In Oct. 2-8 Issue
The temporary barriers are still up in the rock-fall area at the southern end of Wolf Creek Dam.
They were erected in January this year after a rock-fall that sent large pieces of the cliff face rolling into the road.
"Nobody bid on the project so right now it is on hold," said Bruce Nealy.
Nealy, the head of maintenance for the state transportation cabinet in this district, said the project is still planned, but there will have to be another round of bidding.
The District Engineer Neal Shoemaker said this sort of thing happens to them on occasion, but they will be contacting some specialists in this type of work to make sure they are aware of the bid letting this time.
"There is a lot of expertise necessary and a lot of liability on this project," he said in explaining the lack of interest in the previous round of bids.
By specialists, Shoemaker said he was referring in this case to contractors who could horizontally bore the cliff face and then inject material to force off the loose stone.
"It's a non-blasting method," Shoemaker clarified.
He said the US Army Corps of Engineers were more in favor of that type of procedure, since the cliff face in question is the structure that the southern end of the dam is anchored to.
Thomas Hale, operations manager for the Corps project on Lake Cumberland said they were not ruling out blasting but it was not their preferred method for removing the rocks overhanging US-127.
He added that the Corps fully supports the state's efforts to make the road safer, and they would look at any proposal the state had for blasting if necessary.
In the meantime the state has looked at other means to keep wayward slabs of limestone from smashing into cars at the dam.
Shoemaker said they had looked into the fencing, or wire netting like what is used along some road-cuts in the Smokey Mountains.
He said those systems aren't ment to hold rock in place, but rather to make it stay out of the road when it did fall, and the product's manufacturer came to examine this project.
"They went out and looked at it and came back and told us they didn't think their product would work in this situation," Shoemaker said.
He said they are bidding the job based on the use of an expanding product that could be forced into the rock and would push it free of the face.

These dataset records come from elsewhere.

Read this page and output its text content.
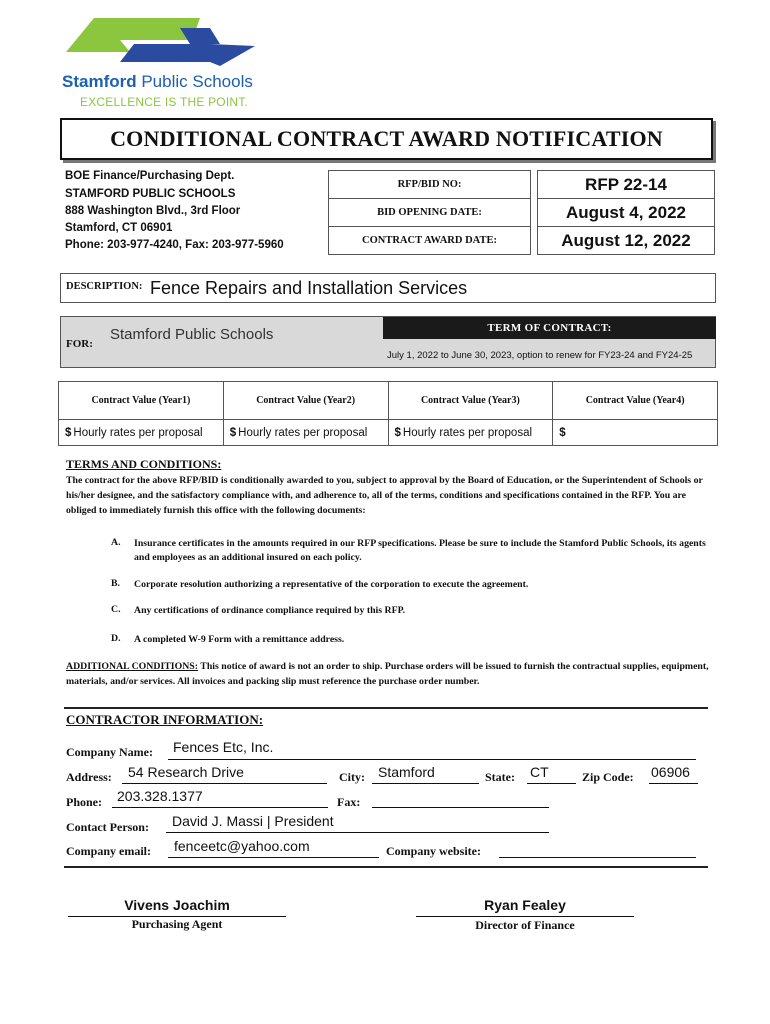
Stamford Public Schools
EXCELLENCE IS THE POINT.
CONDITIONAL CONTRACT AWARD NOTIFICATION
BOE Finance/Purchasing Dept.
STAMFORD PUBLIC SCHOOLS
888 Washington Blvd., 3rd Floor
Stamford, CT 06901
Phone: 203-977-4240, Fax: 203-977-5960
RFP/BID NO:		RFP 22-14
BID OPENING DATE:		August 4, 2022
CONTRACT AWARD DATE:		August 12, 2022
DESCRIPTION: Fence Repairs and Installation Services
FOR:
Stamford Public Schools	TERM OF CONTRACT:
July 1, 2022 to June 30, 2023, option to renew for FY23-24 and FY24-25
Contract Value (Year1)	Contract Value (Year2)	Contract Value (Year3)	Contract Value (Year4)
$ Hourly rates per proposal	$ Hourly rates per proposal	$ Hourly rates per proposal	$
TERMS AND CONDITIONS:
The contract for the above RFP/BID is conditionally awarded to you, subject to approval by the Board of Education, or the Superintendent of Schools or his/her designee, and the satisfactory compliance with, and adherence to, all of the terms, conditions and specifications contained in the RFP. You are obliged to immediately furnish this office with the following documents:
A. Insurance certificates in the amounts required in our RFP specifications. Please be sure to include the Stamford Public Schools, its agents and employees as an additional insured on each policy.
B. Corporate resolution authorizing a representative of the corporation to execute the agreement.
C. Any certifications of ordinance compliance required by this RFP.
D. A completed W-9 Form with a remittance address.
ADDITIONAL CONDITIONS: This notice of award is not an order to ship. Purchase orders will be issued to furnish the contractual supplies, equipment, materials, and/or services. All invoices and packing slip must reference the purchase order number.
CONTRACTOR INFORMATION:
Company Name: Fences Etc, Inc.
Address: 54 Research Drive	City: Stamford	State: CT	Zip Code: 06906
Phone: 203.328.1377	Fax:
Contact Person: David J. Massi | President
Company email: fenceetc@yahoo.com	Company website:
Vivens Joachim
Purchasing Agent
Ryan Fealey
Director of Finance
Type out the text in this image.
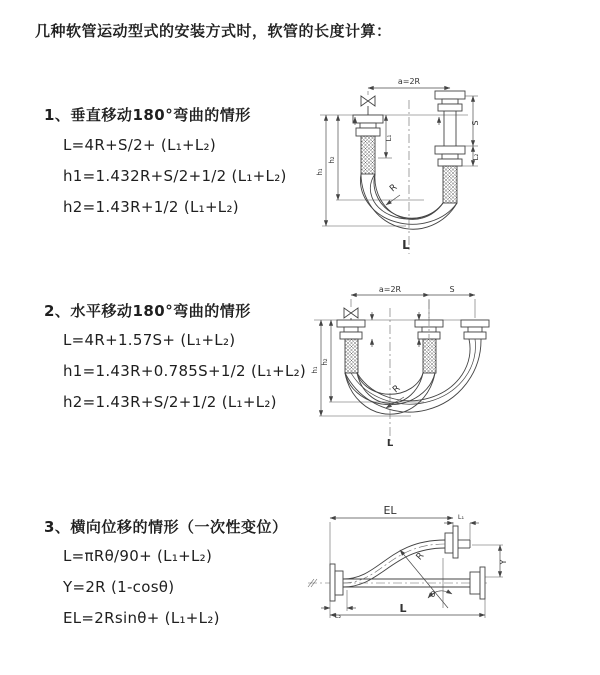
几种软管运动型式的安装方式时，软管的长度计算：
1、垂直移动180°弯曲的情形
L=4R+S/2+ (L₁+L₂)
h1=1.432R+S/2+1/2 (L₁+L₂)
h2=1.43R+1/2 (L₁+L₂)
a=2R
L₁
S
L₂
h₁
h₂
R
L
2、水平移动180°弯曲的情形
L=4R+1.57S+ (L₁+L₂)
h1=1.43R+0.785S+1/2 (L₁+L₂)
h2=1.43R+S/2+1/2 (L₁+L₂)
a=2R	S
h₁
h₂
R
L
3、横向位移的情形（一次性变位）
L=πRθ/90+ (L₁+L₂)
Y=2R (1-cosθ)
EL=2Rsinθ+ (L₁+L₂)
EL	L₁
Y
R
θ
L₂
L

He said they would be moving the cliff face back as much as 10 feet, especially in the area that is overhung by rock now.
"We've had geologists and geotechnical people out to look at the situation," Shoemaker added. "They pretty much all said there is a very definite crack back there that would shear off."
That is, he said, exactly what they are looking to force, under controlled circumstances.
He added that he isn't sure when the project will be re-advertised for bid.